Experts at the French Food Safety Agency deemed that British beef, which has been linked to what is commonly called ``mad cow disease,″ still presents health risks.
Given the ``current scientific understanding and epidemological data available, the risk of Britain exporting contaminated beef can still not be considered completely controlled,″ said a statement by the agency.
The European Commission warned France it could face legal action if it ignored an EU decision to lift the ban.
``If the French authorities take this report as a pretext not to lift the ban on UK exports of beef, the Commisssion would be obliged to consider to take the necessary infringement proceedings,″ EU Health and Consumer Protection Commission David Byrne said in a statement.
Byrne said a first look at the French agency’s report appeared to have ``no information that has not already been examined″ by EU scientists who approved the lifting of the ban.
``The grounds for the decision to lift the ban were taken on sound scientific advice and on the basis of strict safeguards,″ Byrne said. ``They are designed to ensure that UK beef exports are safe and pose not threat to public health.″
British conservatives were outraged by the French decision.
``France’s continued ban on British beef infringes EU treaty obligations and contravenes the principle of free movement of goods,″ said Chris Heaton-Harris of the Conservative group in the EU assembly.
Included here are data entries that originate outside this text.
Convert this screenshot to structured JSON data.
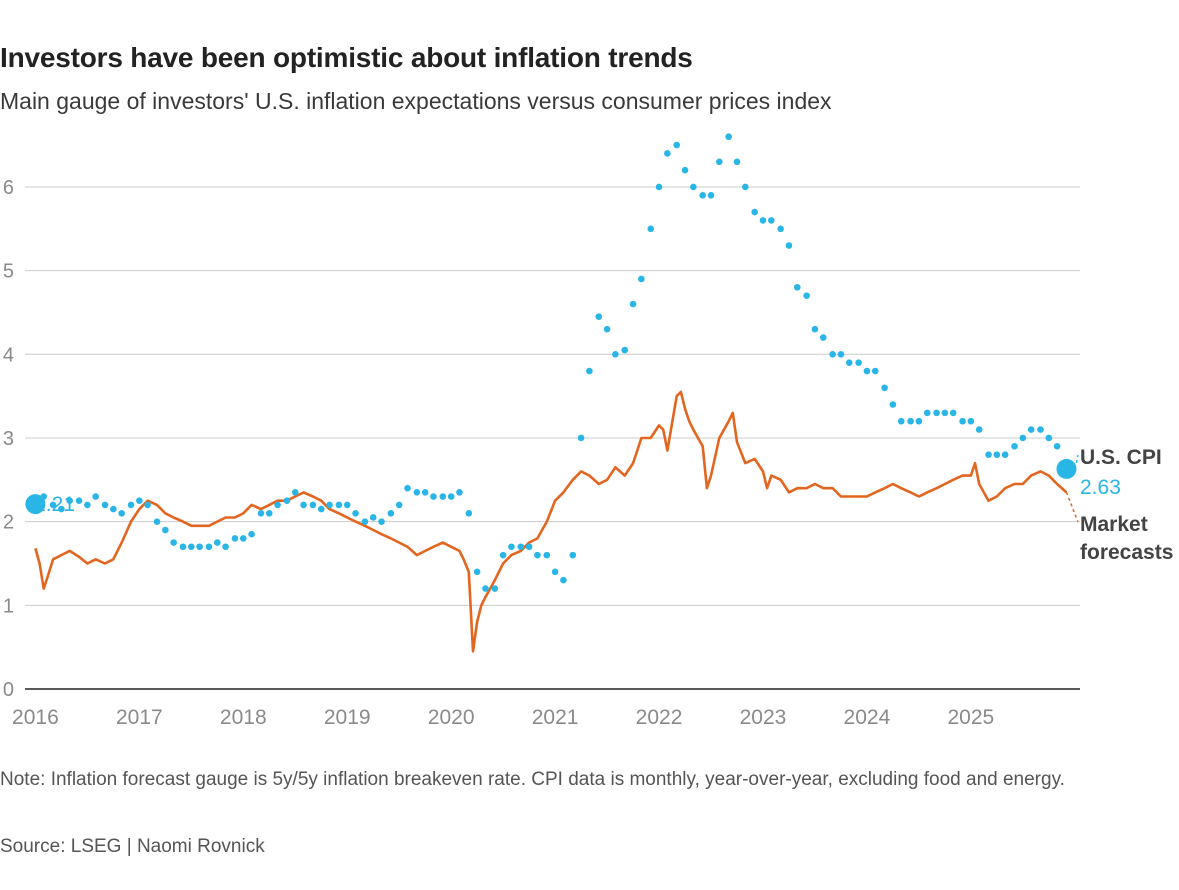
{
  "header": {
    "title": "Investors have been optimistic about inflation trends",
    "subtitle": "Main gauge of investors' U.S. inflation expectations versus consumer prices index"
  },
  "footer": {
    "note": "Note: Inflation forecast gauge is 5y/5y inflation breakeven rate. CPI data is monthly, year-over-year, excluding food and energy.",
    "source": "Source: LSEG | Naomi Rovnick"
  },
  "colors": {
    "cpi": "#29b6e6",
    "forecast": "#e2661f",
    "grid": "#cccccc",
    "axis": "#222222",
    "tick": "#8a8a8a",
    "label": "#444444"
  },
  "chart_data": {
    "type": "line",
    "title": "Investors have been optimistic about inflation trends",
    "xlabel": "",
    "ylabel": "",
    "xlim": [
      2015.9,
      2026.05
    ],
    "ylim": [
      0,
      6.8
    ],
    "y_ticks": [
      0,
      1,
      2,
      3,
      4,
      5,
      6
    ],
    "x_ticks": [
      2016,
      2017,
      2018,
      2019,
      2020,
      2021,
      2022,
      2023,
      2024,
      2025
    ],
    "grid": true,
    "series": [
      {
        "name": "U.S. CPI",
        "style": "dots",
        "end_value": "2.63",
        "start_value": "2.21",
        "label": "U.S. CPI",
        "points": [
          [
            2016.0,
            2.21
          ],
          [
            2016.08,
            2.3
          ],
          [
            2016.17,
            2.2
          ],
          [
            2016.25,
            2.15
          ],
          [
            2016.33,
            2.25
          ],
          [
            2016.42,
            2.25
          ],
          [
            2016.5,
            2.2
          ],
          [
            2016.58,
            2.3
          ],
          [
            2016.67,
            2.2
          ],
          [
            2016.75,
            2.15
          ],
          [
            2016.83,
            2.1
          ],
          [
            2016.92,
            2.2
          ],
          [
            2017.0,
            2.25
          ],
          [
            2017.08,
            2.2
          ],
          [
            2017.17,
            2.0
          ],
          [
            2017.25,
            1.9
          ],
          [
            2017.33,
            1.75
          ],
          [
            2017.42,
            1.7
          ],
          [
            2017.5,
            1.7
          ],
          [
            2017.58,
            1.7
          ],
          [
            2017.67,
            1.7
          ],
          [
            2017.75,
            1.75
          ],
          [
            2017.83,
            1.7
          ],
          [
            2017.92,
            1.8
          ],
          [
            2018.0,
            1.8
          ],
          [
            2018.08,
            1.85
          ],
          [
            2018.17,
            2.1
          ],
          [
            2018.25,
            2.1
          ],
          [
            2018.33,
            2.2
          ],
          [
            2018.42,
            2.25
          ],
          [
            2018.5,
            2.35
          ],
          [
            2018.58,
            2.2
          ],
          [
            2018.67,
            2.2
          ],
          [
            2018.75,
            2.15
          ],
          [
            2018.83,
            2.2
          ],
          [
            2018.92,
            2.2
          ],
          [
            2019.0,
            2.2
          ],
          [
            2019.08,
            2.1
          ],
          [
            2019.17,
            2.0
          ],
          [
            2019.25,
            2.05
          ],
          [
            2019.33,
            2.0
          ],
          [
            2019.42,
            2.1
          ],
          [
            2019.5,
            2.2
          ],
          [
            2019.58,
            2.4
          ],
          [
            2019.67,
            2.35
          ],
          [
            2019.75,
            2.35
          ],
          [
            2019.83,
            2.3
          ],
          [
            2019.92,
            2.3
          ],
          [
            2020.0,
            2.3
          ],
          [
            2020.08,
            2.35
          ],
          [
            2020.17,
            2.1
          ],
          [
            2020.25,
            1.4
          ],
          [
            2020.33,
            1.2
          ],
          [
            2020.42,
            1.2
          ],
          [
            2020.5,
            1.6
          ],
          [
            2020.58,
            1.7
          ],
          [
            2020.67,
            1.7
          ],
          [
            2020.75,
            1.7
          ],
          [
            2020.83,
            1.6
          ],
          [
            2020.92,
            1.6
          ],
          [
            2021.0,
            1.4
          ],
          [
            2021.08,
            1.3
          ],
          [
            2021.17,
            1.6
          ],
          [
            2021.25,
            3.0
          ],
          [
            2021.33,
            3.8
          ],
          [
            2021.42,
            4.45
          ],
          [
            2021.5,
            4.3
          ],
          [
            2021.58,
            4.0
          ],
          [
            2021.67,
            4.05
          ],
          [
            2021.75,
            4.6
          ],
          [
            2021.83,
            4.9
          ],
          [
            2021.92,
            5.5
          ],
          [
            2022.0,
            6.0
          ],
          [
            2022.08,
            6.4
          ],
          [
            2022.17,
            6.5
          ],
          [
            2022.25,
            6.2
          ],
          [
            2022.33,
            6.0
          ],
          [
            2022.42,
            5.9
          ],
          [
            2022.5,
            5.9
          ],
          [
            2022.58,
            6.3
          ],
          [
            2022.67,
            6.6
          ],
          [
            2022.75,
            6.3
          ],
          [
            2022.83,
            6.0
          ],
          [
            2022.92,
            5.7
          ],
          [
            2023.0,
            5.6
          ],
          [
            2023.08,
            5.6
          ],
          [
            2023.17,
            5.5
          ],
          [
            2023.25,
            5.3
          ],
          [
            2023.33,
            4.8
          ],
          [
            2023.42,
            4.7
          ],
          [
            2023.5,
            4.3
          ],
          [
            2023.58,
            4.2
          ],
          [
            2023.67,
            4.0
          ],
          [
            2023.75,
            4.0
          ],
          [
            2023.83,
            3.9
          ],
          [
            2023.92,
            3.9
          ],
          [
            2024.0,
            3.8
          ],
          [
            2024.08,
            3.8
          ],
          [
            2024.17,
            3.6
          ],
          [
            2024.25,
            3.4
          ],
          [
            2024.33,
            3.2
          ],
          [
            2024.42,
            3.2
          ],
          [
            2024.5,
            3.2
          ],
          [
            2024.58,
            3.3
          ],
          [
            2024.67,
            3.3
          ],
          [
            2024.75,
            3.3
          ],
          [
            2024.83,
            3.3
          ],
          [
            2024.92,
            3.2
          ],
          [
            2025.0,
            3.2
          ],
          [
            2025.08,
            3.1
          ],
          [
            2025.17,
            2.8
          ],
          [
            2025.25,
            2.8
          ],
          [
            2025.33,
            2.8
          ],
          [
            2025.42,
            2.9
          ],
          [
            2025.5,
            3.0
          ],
          [
            2025.58,
            3.1
          ],
          [
            2025.67,
            3.1
          ],
          [
            2025.75,
            3.0
          ],
          [
            2025.83,
            2.9
          ],
          [
            2025.92,
            2.63
          ]
        ]
      },
      {
        "name": "Market forecasts",
        "style": "line",
        "label": "Market forecasts",
        "points": [
          [
            2016.0,
            1.68
          ],
          [
            2016.04,
            1.5
          ],
          [
            2016.08,
            1.2
          ],
          [
            2016.12,
            1.35
          ],
          [
            2016.17,
            1.55
          ],
          [
            2016.25,
            1.6
          ],
          [
            2016.33,
            1.65
          ],
          [
            2016.42,
            1.58
          ],
          [
            2016.5,
            1.5
          ],
          [
            2016.58,
            1.55
          ],
          [
            2016.67,
            1.5
          ],
          [
            2016.75,
            1.55
          ],
          [
            2016.83,
            1.75
          ],
          [
            2016.92,
            2.0
          ],
          [
            2017.0,
            2.15
          ],
          [
            2017.08,
            2.25
          ],
          [
            2017.17,
            2.2
          ],
          [
            2017.25,
            2.1
          ],
          [
            2017.33,
            2.05
          ],
          [
            2017.42,
            2.0
          ],
          [
            2017.5,
            1.95
          ],
          [
            2017.58,
            1.95
          ],
          [
            2017.67,
            1.95
          ],
          [
            2017.75,
            2.0
          ],
          [
            2017.83,
            2.05
          ],
          [
            2017.92,
            2.05
          ],
          [
            2018.0,
            2.1
          ],
          [
            2018.08,
            2.2
          ],
          [
            2018.17,
            2.15
          ],
          [
            2018.25,
            2.2
          ],
          [
            2018.33,
            2.25
          ],
          [
            2018.42,
            2.25
          ],
          [
            2018.5,
            2.3
          ],
          [
            2018.58,
            2.35
          ],
          [
            2018.67,
            2.3
          ],
          [
            2018.75,
            2.25
          ],
          [
            2018.83,
            2.15
          ],
          [
            2018.92,
            2.1
          ],
          [
            2019.0,
            2.05
          ],
          [
            2019.08,
            2.0
          ],
          [
            2019.17,
            1.95
          ],
          [
            2019.25,
            1.9
          ],
          [
            2019.33,
            1.85
          ],
          [
            2019.42,
            1.8
          ],
          [
            2019.5,
            1.75
          ],
          [
            2019.58,
            1.7
          ],
          [
            2019.67,
            1.6
          ],
          [
            2019.75,
            1.65
          ],
          [
            2019.83,
            1.7
          ],
          [
            2019.92,
            1.75
          ],
          [
            2020.0,
            1.7
          ],
          [
            2020.08,
            1.65
          ],
          [
            2020.12,
            1.55
          ],
          [
            2020.17,
            1.4
          ],
          [
            2020.21,
            0.45
          ],
          [
            2020.25,
            0.8
          ],
          [
            2020.29,
            1.0
          ],
          [
            2020.33,
            1.1
          ],
          [
            2020.42,
            1.3
          ],
          [
            2020.5,
            1.5
          ],
          [
            2020.58,
            1.6
          ],
          [
            2020.67,
            1.65
          ],
          [
            2020.75,
            1.75
          ],
          [
            2020.83,
            1.8
          ],
          [
            2020.92,
            2.0
          ],
          [
            2021.0,
            2.25
          ],
          [
            2021.08,
            2.35
          ],
          [
            2021.17,
            2.5
          ],
          [
            2021.25,
            2.6
          ],
          [
            2021.33,
            2.55
          ],
          [
            2021.42,
            2.45
          ],
          [
            2021.5,
            2.5
          ],
          [
            2021.58,
            2.65
          ],
          [
            2021.67,
            2.55
          ],
          [
            2021.75,
            2.7
          ],
          [
            2021.83,
            3.0
          ],
          [
            2021.92,
            3.0
          ],
          [
            2022.0,
            3.15
          ],
          [
            2022.04,
            3.1
          ],
          [
            2022.08,
            2.85
          ],
          [
            2022.17,
            3.5
          ],
          [
            2022.21,
            3.55
          ],
          [
            2022.25,
            3.35
          ],
          [
            2022.29,
            3.2
          ],
          [
            2022.33,
            3.1
          ],
          [
            2022.42,
            2.9
          ],
          [
            2022.46,
            2.4
          ],
          [
            2022.5,
            2.55
          ],
          [
            2022.58,
            3.0
          ],
          [
            2022.67,
            3.2
          ],
          [
            2022.71,
            3.3
          ],
          [
            2022.75,
            2.95
          ],
          [
            2022.83,
            2.7
          ],
          [
            2022.92,
            2.75
          ],
          [
            2023.0,
            2.6
          ],
          [
            2023.04,
            2.4
          ],
          [
            2023.08,
            2.55
          ],
          [
            2023.17,
            2.5
          ],
          [
            2023.25,
            2.35
          ],
          [
            2023.33,
            2.4
          ],
          [
            2023.42,
            2.4
          ],
          [
            2023.5,
            2.45
          ],
          [
            2023.58,
            2.4
          ],
          [
            2023.67,
            2.4
          ],
          [
            2023.75,
            2.3
          ],
          [
            2023.83,
            2.3
          ],
          [
            2023.92,
            2.3
          ],
          [
            2024.0,
            2.3
          ],
          [
            2024.08,
            2.35
          ],
          [
            2024.17,
            2.4
          ],
          [
            2024.25,
            2.45
          ],
          [
            2024.33,
            2.4
          ],
          [
            2024.42,
            2.35
          ],
          [
            2024.5,
            2.3
          ],
          [
            2024.58,
            2.35
          ],
          [
            2024.67,
            2.4
          ],
          [
            2024.75,
            2.45
          ],
          [
            2024.83,
            2.5
          ],
          [
            2024.92,
            2.55
          ],
          [
            2025.0,
            2.55
          ],
          [
            2025.04,
            2.7
          ],
          [
            2025.08,
            2.45
          ],
          [
            2025.17,
            2.25
          ],
          [
            2025.25,
            2.3
          ],
          [
            2025.33,
            2.4
          ],
          [
            2025.42,
            2.45
          ],
          [
            2025.5,
            2.45
          ],
          [
            2025.58,
            2.55
          ],
          [
            2025.67,
            2.6
          ],
          [
            2025.75,
            2.55
          ],
          [
            2025.83,
            2.45
          ],
          [
            2025.92,
            2.35
          ]
        ]
      }
    ],
    "annotations": [
      {
        "text": "2.21",
        "target_series": "U.S. CPI",
        "position": "start"
      },
      {
        "text": "U.S. CPI",
        "target_series": "U.S. CPI",
        "position": "end"
      },
      {
        "text": "2.63",
        "target_series": "U.S. CPI",
        "position": "end"
      },
      {
        "text": "Market forecasts",
        "target_series": "Market forecasts",
        "position": "end"
      }
    ]
  }
}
In a statement, the group called on the European Commission to immediately start legal actions against France. If the EU executive body failed to act, the Conservatives said British Prime Minister Tony Blair should ``not hesitate to take France to the European Court of Justice″ over the ban.
The European Commission banned exports of British beef three years ago after evidence emerged linking British beef to bovine spongiform encephalopathy, or ``mad cow disease,″ that can develop into a new strain of the fatal human brain ailment, Creutzfeldt-Jacob.